Забереги - Аркадий Алексеевич Савеличев

Забереги

В романе А. Савеличева «Забереги» изображены события военного времени, нелегкий труд в тылу. Автор рассказывает о вологодской деревне в те тяжелые годы, о беженцах из Карелии и Белоруссии, нашедших надежный приют у русских крестьян.

Читать Забереги (Савеличев) полностью

КНИГА ПЕРВАЯ

Заберег первый,

с дождем и солнышком,

с тихим смехом и неслышной слезой,

с белой лодкой Ноя и серым пеплом Войны

1

На день Кузьмы и Демьяна, на самую размежицу, погода выдалась ветреная. С утра как задуло, задождило, так и не отпускало. Ветер ошалело лупил в окна, хлестал по стенам, с шорохом перекатывался по скатам крыши. Вся изба, казавшаяся ранее несокрушимой, ходила ходором — вот-вот унесет ее в непроглядную дождевую заметь, в пустое дикое поле.

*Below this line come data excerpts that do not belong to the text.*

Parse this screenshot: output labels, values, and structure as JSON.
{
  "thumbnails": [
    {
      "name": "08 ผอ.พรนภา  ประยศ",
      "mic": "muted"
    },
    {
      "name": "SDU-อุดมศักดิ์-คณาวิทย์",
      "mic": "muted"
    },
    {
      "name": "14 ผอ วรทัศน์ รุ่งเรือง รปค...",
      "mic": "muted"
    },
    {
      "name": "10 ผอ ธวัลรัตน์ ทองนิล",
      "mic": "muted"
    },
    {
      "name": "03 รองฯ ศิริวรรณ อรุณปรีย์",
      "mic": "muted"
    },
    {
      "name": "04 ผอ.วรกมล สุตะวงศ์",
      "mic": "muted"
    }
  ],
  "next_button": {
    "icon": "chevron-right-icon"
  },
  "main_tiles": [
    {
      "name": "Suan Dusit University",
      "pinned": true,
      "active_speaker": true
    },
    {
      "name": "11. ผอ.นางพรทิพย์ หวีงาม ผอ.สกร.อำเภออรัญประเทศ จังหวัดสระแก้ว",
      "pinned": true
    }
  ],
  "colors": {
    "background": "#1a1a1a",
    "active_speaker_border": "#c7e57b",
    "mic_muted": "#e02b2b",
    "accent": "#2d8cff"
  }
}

— Кузьма, хоть ты-то заступись, утиши басурмана. Демьян, хоть ты-то останови непогодь. Чего вы сидите да глядите?

Кузьма только еще больше темнел ликом, только еще дальше забивался в угол, и без того темный, а Демьян и вовсе был неразличим, донельзя засижен мухами. Деревянная доска пожухла, потрескалась, но Домна суеверно не выбрасывала ее, — подарок покойной матери, оставленный в память о живом Демьяне, о живом Кузьме. По обе стороны доски и они сами сидели: один при галстуке и уже лысоватый, а другой в косоворотке, лохматый, как леший. Их тоже засидели мухи, хотя и поменьше, года два и прошло только, как фотографировались.

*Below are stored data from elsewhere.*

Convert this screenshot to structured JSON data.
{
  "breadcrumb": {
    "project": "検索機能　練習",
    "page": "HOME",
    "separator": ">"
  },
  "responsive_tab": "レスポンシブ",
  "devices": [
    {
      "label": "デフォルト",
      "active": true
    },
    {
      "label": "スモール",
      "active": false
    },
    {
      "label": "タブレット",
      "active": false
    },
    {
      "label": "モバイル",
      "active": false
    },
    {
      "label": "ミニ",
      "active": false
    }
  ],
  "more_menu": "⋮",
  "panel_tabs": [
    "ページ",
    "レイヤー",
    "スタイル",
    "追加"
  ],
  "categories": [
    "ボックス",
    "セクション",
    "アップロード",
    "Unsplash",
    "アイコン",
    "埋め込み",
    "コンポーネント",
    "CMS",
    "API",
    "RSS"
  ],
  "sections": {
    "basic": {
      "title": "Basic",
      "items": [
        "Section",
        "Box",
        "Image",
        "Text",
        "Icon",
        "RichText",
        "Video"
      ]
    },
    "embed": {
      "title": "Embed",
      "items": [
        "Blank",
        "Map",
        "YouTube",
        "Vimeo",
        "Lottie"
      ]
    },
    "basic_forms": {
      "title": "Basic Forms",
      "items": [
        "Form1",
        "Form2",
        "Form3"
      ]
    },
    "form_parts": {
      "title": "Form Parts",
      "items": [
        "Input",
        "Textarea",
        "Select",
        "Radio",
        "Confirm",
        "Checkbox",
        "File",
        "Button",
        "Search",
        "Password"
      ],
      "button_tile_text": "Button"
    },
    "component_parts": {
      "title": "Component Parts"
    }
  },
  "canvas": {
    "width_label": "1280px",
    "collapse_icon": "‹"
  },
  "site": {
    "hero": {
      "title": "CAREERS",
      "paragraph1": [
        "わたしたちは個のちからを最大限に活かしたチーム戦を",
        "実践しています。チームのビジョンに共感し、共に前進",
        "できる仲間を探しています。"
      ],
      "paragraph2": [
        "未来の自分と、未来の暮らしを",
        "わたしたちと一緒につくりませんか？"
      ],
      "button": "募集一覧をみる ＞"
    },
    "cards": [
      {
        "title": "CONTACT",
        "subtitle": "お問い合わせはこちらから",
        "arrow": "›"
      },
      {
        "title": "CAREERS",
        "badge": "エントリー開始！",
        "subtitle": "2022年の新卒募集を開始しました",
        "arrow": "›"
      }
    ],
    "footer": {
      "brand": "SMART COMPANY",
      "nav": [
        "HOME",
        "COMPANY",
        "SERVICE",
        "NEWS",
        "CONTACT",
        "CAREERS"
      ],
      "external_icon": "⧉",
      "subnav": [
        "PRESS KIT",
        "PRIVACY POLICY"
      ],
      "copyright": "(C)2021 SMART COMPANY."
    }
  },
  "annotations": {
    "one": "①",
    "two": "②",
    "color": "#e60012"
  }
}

Домна фартуком, одним махом, протерла и доску иконную, и фотографии, но они не стали ярче. Середина дня, а глаз ни у Демьянов, ни у Кузек не рассмотреть, не распознать — смеются ли, сочувствуют ли хозяйкиным словам. Домна уже привыкла советоваться с ними по всякому зряшному поводу, а тут и вовсе дело серьезное — тут может поднять их всех вместе с избой и утащить на край света. А там… Это «там» представлялось ей сплошным лесным палом, где все трещит и валится в огненной смертушке, где среди горящего леса бегают и стреляют друг в друга тьмы-тьмущие мужиков. Не было той ночи, чтобы она не проснулась от этого видения, не было того утра, чтобы она не спросила своих заступников: «А может, и ничего, может, попритушат?»

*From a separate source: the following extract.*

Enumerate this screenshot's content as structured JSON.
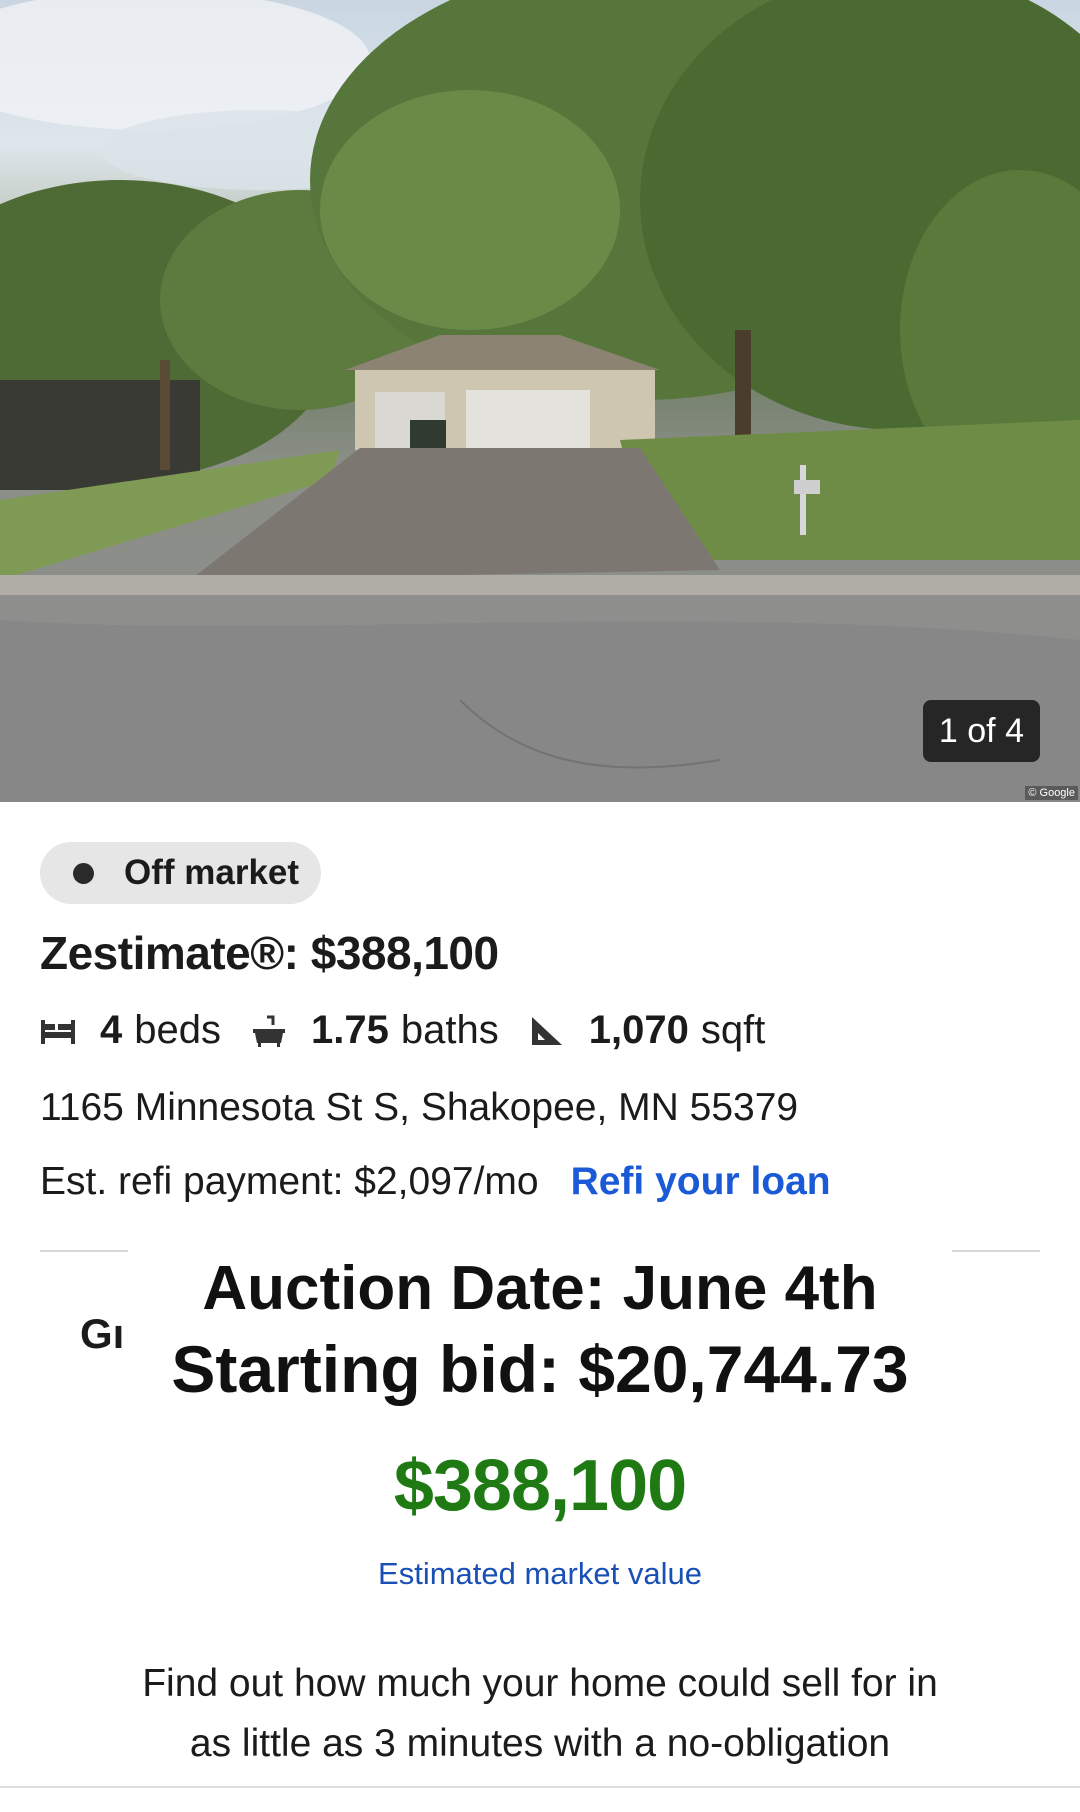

От этой простой мысли Домна повеселела. Ей показалось, что и ветер утих. Он, басурман проклятый, все еще лип в окна, все еще торкал в стены, все еще шоркал по крыше, но забраться в избу не мог. Не мог, да и все. Изба, всего два года назад срубленная из кряжистого комляка, стояла на всполье несокрушимо. От тихой уверенности совсем хорошо стало Домне. Она пробежалась от угла до печки и опять обратно, хлопнула себя по бокам:

— И ничего, Демьян-тихун. И ничего, Кузьма-веселун. Живы, и то хорошо.

Дверь у них никогда не скрипела, не скрипнула и сейчас, только катанки о порог стукнули. Ясное дело, Коля-Кавалерия прискакал на трех ногах.

— С кем говоришь-то? Ой, блажишь, баба, — оставив третью ногу, березовую палочку, у порога, уже на своих двоих протопал он к столу и перекрестился: — Помилуй мя, свят Кузьма, да и бабу эту блажную помилуй. А Демьяшке — дулю под нос.